Practice period: What did it mean to you?

Filed under: Practice Period — Wrote by VLR on Sunday, November 1st, 2009 @ 7:00 am

200517618-002Last Sunday, during our discussion, Ezra asked, “Why couldn’t we do practice period all the time?” There is something more compelling about a limited time event—I know this because I work in the marketing industry and whenever a client makes an offer, we add a “sense of urgency” with a note saying: “Offer good until ________.” It’s often an arbitrary date; but it increases sales every time.

And there’s also Ezra’s own story about how he had a painting of a person skating on thin ice, and he put it on the wall where he could see it every day and be reminded that we are all skating on thin ice. But after a couple months, he didn’t see it any more. It’s power had been drained away by familiarity, by familiarity.

I think having practice period all the time would do the same thing. In a way we do. The most powerful result of our practice is how we use it in every day life, being aware of our most believed thoughts, asking ourselves “What is kindness in this situation,” seeing our challenges as our path. We do need reminders, of course, and sitting with our zen group, talking to our teacher, and attending sesshins are big reminders.

Ann and I also share daily reminders that I have found very helpful. Because they change every day, they don’t lose their power. They can also be appropriate to what is coming up for us on that day.

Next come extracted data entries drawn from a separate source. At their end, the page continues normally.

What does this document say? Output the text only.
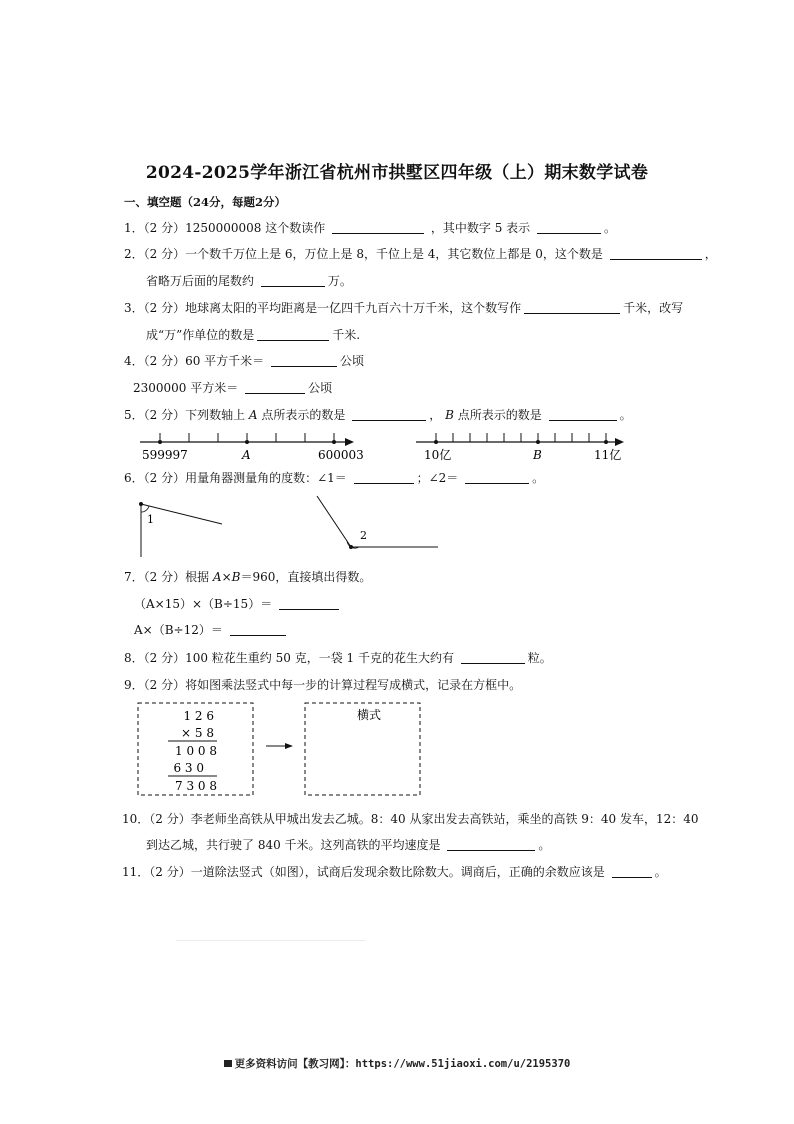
2024-2025学年浙江省杭州市拱墅区四年级（上）期末数学试卷
一、填空题（24分，每题2分）
1．（2 分）1250000008 这个数读作	，其中数字 5 表示	。
2．（2 分）一个数千万位上是 6，万位上是 8，千位上是 4，其它数位上都是 0，这个数是	，
省略万后面的尾数约	万。
3．（2 分）地球离太阳的平均距离是一亿四千九百六十万千米，这个数写作	千米，改写
成“万”作单位的数是	千米.
4．（2 分）60 平方千米＝	公顷
2300000 平方米＝	公顷
5．（2 分）下列数轴上 A 点所表示的数是	， B 点所表示的数是	。
599997	A	600003	10亿	B	11亿
1
2
1 2 6
× 5 8
1 0 0 8
6 3 0
7 3 0 8
横式
6．（2 分）用量角器测量角的度数：∠1＝	；∠2＝	。
7．（2 分）根据 A×B＝960，直接填出得数。
（A×15）×（B÷15）＝
A×（B÷12）＝
8．（2 分）100 粒花生重约 50 克，一袋 1 千克的花生大约有	粒。
9．（2 分）将如图乘法竖式中每一步的计算过程写成横式，记录在方框中。
10．（2 分）李老师坐高铁从甲城出发去乙城。8：40 从家出发去高铁站，乘坐的高铁 9：40 发车，12：40
到达乙城，共行驶了 840 千米。这列高铁的平均速度是	。
11．（2 分）一道除法竖式（如图），试商后发现余数比除数大。调商后，正确的余数应该是	。
更多资料访问【教习网】：https://www.51jiaoxi.com/u/2195370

But practice period is eating and sleeping practice. I love it at sesshin when I wake up practicing, without thiking. I’m like, “Okay, this is what good students must do!” Last night, I woke up for no particular reason, and finished reviewing my day (I’d fallen asleep mid-review).

This last month of intensified practice brought three things to my practice:

  • Labeling thoughts. This was amazingly fruitful in my day-to-day life, in helping me be aware of what I bring to situations, and allowing some space for me not to react as if those believed thoughts were true. At least once a day—and usually more often than that—I have noticed a believed thought propelling me toward an unconscious reaction. It has made me more skillful.
  • Gratitude. This has been an important part of my practice for years, but not until the nightly reflection did it play such a systematic part in my practice. When I’m thinking of things to add to my list of items to be grateful for, I somehow don’t have room for items to bitch about.
  • The joy of Ann’s haiku. I fell in love with Zen practice first through the spare and clean aesthetic (as I saw it, anyway, on a trip to Japan). Ann’s haiku perfectly embodies the practice as I see it: the complexity within the simplicity, the truth scraped clean of all nice evasions, the message in all its raw honesty and beauty.

It was enormously helpful to have the sesshin right in the middle there, too. To be in a community where this, just this, was the most important thing. Ahh, more gratitude.